Motivation
In vielen Forschungsbereichen der Gesundheitsforschung und Medizin sind Tierversuche nicht ersetzbar, beispielsweise in der Grundlagen- und angewandten Erforschung von Erkrankungen von Menschen und Tieren, bei der Herstellung oder Qualitätskontrolle von medizinischen Produkten oder für toxikologische Sicherheitsprüfungen. Das Tierwohl spielt dabei eine zunehmend wichtige Rolle, und Tierleid soll möglichst vermieden werden. Die Schmerzen der Tiere werden daher erfasst und bewertet, allerdings noch immer papiergebunden oder mit einfachster Software.
Ziele und Vorgehen
Im Projekt wird eine Software mit offenen Schnittstellen entwickelt, um Schmerzen bei Versuchstieren erfassen und beurteilen zu können. Dies erfolgt auf Basis der sogenannten Grimace Scale (Schmerzgrimassen) mithilfe von KI-Methoden. Dazu muss ein relevantes Tiermodell erstellt und mit verschiedenen Mausstämmen (mit unterschiedlichen Fellfärbungen) simuliert werden. Einzelne Beobachtungen werden in eine konsistente, durchgängige und objektiv überprüfbare Methode überführt. Parallel wird die Grimace Scale von geschulten Wissenschaftlerinnen und Wissenschaftlern am Fraunhofer-Institut für Zelltherapie und Immunologie analog erhoben, um die Funktionalität der Software zu überprüfen. Dabei werden die visuellen Daten von Mäusen erfasst, die Schmerzgrimassen zeigen. Anschließend werden diese Merkmale mit einem vorgegebenen Satz von Schmerzindikatoren verglichen und abgestimmt sowie die Schwere der Schmerzen basierend auf ihrer Relevanz für die identifizierten Schmerzgrimassen eingestuft.

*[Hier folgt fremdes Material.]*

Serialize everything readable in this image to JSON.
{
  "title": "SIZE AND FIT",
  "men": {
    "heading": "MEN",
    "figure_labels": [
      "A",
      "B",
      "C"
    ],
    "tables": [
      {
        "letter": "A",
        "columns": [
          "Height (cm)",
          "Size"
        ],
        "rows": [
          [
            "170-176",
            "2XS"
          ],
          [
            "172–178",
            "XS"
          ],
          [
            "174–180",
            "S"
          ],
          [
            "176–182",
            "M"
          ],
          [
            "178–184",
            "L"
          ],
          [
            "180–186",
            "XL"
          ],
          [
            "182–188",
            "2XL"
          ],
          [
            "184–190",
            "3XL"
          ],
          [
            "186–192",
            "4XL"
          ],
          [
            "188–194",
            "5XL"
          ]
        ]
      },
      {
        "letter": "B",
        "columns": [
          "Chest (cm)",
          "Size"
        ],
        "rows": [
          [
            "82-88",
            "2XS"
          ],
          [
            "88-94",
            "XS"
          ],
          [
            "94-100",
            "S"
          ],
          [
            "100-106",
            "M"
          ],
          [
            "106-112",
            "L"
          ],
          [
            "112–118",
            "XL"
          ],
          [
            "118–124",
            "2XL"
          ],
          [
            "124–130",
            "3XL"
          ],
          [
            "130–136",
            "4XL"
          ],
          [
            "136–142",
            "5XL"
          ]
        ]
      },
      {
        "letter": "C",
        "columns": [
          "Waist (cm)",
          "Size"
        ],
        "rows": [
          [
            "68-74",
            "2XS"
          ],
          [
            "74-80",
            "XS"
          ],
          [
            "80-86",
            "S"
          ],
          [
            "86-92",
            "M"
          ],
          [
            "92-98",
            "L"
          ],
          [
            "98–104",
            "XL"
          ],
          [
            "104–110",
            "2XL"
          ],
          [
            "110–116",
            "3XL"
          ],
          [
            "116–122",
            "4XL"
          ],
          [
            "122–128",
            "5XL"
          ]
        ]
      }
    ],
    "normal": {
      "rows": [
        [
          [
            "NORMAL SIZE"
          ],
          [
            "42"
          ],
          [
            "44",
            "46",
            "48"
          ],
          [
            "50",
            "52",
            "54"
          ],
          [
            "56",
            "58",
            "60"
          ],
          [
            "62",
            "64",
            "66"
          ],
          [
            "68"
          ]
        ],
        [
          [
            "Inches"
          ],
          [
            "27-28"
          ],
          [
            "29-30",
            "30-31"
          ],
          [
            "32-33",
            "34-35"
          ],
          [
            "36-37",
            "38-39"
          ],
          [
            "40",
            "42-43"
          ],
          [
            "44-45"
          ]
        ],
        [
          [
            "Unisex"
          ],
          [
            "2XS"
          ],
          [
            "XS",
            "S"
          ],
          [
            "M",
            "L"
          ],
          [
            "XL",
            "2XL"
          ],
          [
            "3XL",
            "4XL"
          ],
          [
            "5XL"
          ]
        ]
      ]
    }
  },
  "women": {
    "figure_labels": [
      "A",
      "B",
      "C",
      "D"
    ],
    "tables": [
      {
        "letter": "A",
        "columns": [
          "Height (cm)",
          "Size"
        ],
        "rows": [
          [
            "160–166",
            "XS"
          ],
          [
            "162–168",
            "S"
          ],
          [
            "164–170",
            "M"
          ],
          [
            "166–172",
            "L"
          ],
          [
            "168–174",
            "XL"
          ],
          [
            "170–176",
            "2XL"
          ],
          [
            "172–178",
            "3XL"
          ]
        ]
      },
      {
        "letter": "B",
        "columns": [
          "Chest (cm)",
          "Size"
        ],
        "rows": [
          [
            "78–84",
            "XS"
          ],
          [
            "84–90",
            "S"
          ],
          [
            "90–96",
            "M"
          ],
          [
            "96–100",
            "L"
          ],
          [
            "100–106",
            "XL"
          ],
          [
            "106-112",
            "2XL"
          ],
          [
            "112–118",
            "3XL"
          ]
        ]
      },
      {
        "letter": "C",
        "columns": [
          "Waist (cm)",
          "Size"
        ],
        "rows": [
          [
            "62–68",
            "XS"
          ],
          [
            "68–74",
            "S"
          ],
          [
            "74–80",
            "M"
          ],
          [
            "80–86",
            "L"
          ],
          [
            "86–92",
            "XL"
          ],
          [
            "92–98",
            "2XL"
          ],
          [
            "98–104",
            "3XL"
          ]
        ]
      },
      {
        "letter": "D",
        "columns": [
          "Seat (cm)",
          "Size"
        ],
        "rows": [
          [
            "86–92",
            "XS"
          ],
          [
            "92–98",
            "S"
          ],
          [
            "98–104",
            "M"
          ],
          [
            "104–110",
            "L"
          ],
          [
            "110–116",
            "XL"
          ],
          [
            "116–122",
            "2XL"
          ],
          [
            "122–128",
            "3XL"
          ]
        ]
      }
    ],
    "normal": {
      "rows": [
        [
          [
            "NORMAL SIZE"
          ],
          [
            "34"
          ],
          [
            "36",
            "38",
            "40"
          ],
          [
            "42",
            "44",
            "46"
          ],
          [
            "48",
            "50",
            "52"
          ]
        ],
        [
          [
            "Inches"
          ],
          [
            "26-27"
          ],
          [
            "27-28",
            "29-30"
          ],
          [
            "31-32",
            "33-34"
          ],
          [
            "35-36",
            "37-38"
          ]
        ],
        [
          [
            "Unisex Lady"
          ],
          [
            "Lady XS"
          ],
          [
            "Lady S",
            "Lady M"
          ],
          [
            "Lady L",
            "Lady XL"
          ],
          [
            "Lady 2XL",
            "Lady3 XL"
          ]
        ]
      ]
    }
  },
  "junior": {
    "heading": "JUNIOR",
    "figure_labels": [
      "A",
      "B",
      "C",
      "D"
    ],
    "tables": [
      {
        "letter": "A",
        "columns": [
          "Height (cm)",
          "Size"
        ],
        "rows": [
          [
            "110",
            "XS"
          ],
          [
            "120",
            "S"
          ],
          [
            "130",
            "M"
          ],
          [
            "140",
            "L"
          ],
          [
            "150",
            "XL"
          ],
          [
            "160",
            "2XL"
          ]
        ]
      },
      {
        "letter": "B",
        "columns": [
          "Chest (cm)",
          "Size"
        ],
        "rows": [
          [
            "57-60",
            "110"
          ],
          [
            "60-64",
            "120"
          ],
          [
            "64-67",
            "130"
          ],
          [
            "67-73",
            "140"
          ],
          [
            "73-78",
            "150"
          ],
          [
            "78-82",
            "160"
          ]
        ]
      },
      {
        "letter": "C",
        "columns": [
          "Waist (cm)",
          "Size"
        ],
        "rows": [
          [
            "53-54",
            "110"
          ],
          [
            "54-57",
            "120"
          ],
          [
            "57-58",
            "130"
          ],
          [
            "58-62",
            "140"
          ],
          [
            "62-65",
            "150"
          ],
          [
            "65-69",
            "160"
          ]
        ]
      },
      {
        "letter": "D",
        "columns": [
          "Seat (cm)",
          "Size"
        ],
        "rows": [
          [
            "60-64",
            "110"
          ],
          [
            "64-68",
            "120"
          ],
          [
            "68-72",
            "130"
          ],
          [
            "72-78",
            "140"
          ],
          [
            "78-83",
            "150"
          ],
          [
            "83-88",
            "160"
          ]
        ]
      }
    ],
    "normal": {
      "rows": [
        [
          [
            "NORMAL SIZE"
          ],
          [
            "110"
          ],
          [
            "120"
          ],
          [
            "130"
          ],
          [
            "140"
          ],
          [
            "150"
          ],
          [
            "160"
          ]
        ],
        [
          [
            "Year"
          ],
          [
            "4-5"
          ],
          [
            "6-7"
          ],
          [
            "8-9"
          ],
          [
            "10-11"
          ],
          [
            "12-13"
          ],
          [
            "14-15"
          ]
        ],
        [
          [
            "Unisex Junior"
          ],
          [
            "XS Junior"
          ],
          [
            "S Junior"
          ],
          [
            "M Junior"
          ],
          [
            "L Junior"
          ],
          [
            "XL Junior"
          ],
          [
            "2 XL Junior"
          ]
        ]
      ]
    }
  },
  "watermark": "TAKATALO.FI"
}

Innovationen und Perspektiven
Die geplante App soll direkt im App Store für individuelle Nutzerinnen und Nutzer verfügbar sein. Mittels Lizenzen soll sie an Labore weitergegeben werden, und über Kooperationsmodelle sollen Wissenschaftsinstitutionen sie nutzen können. Insbesondere diese Kooperationsmodelle sollen perspektivisch dazu dienen, das KI-Tool für andere Tierarten wie Ratten, Laborkaninchen, Pferde, Hunde oder Katzen weiterzuentwickeln.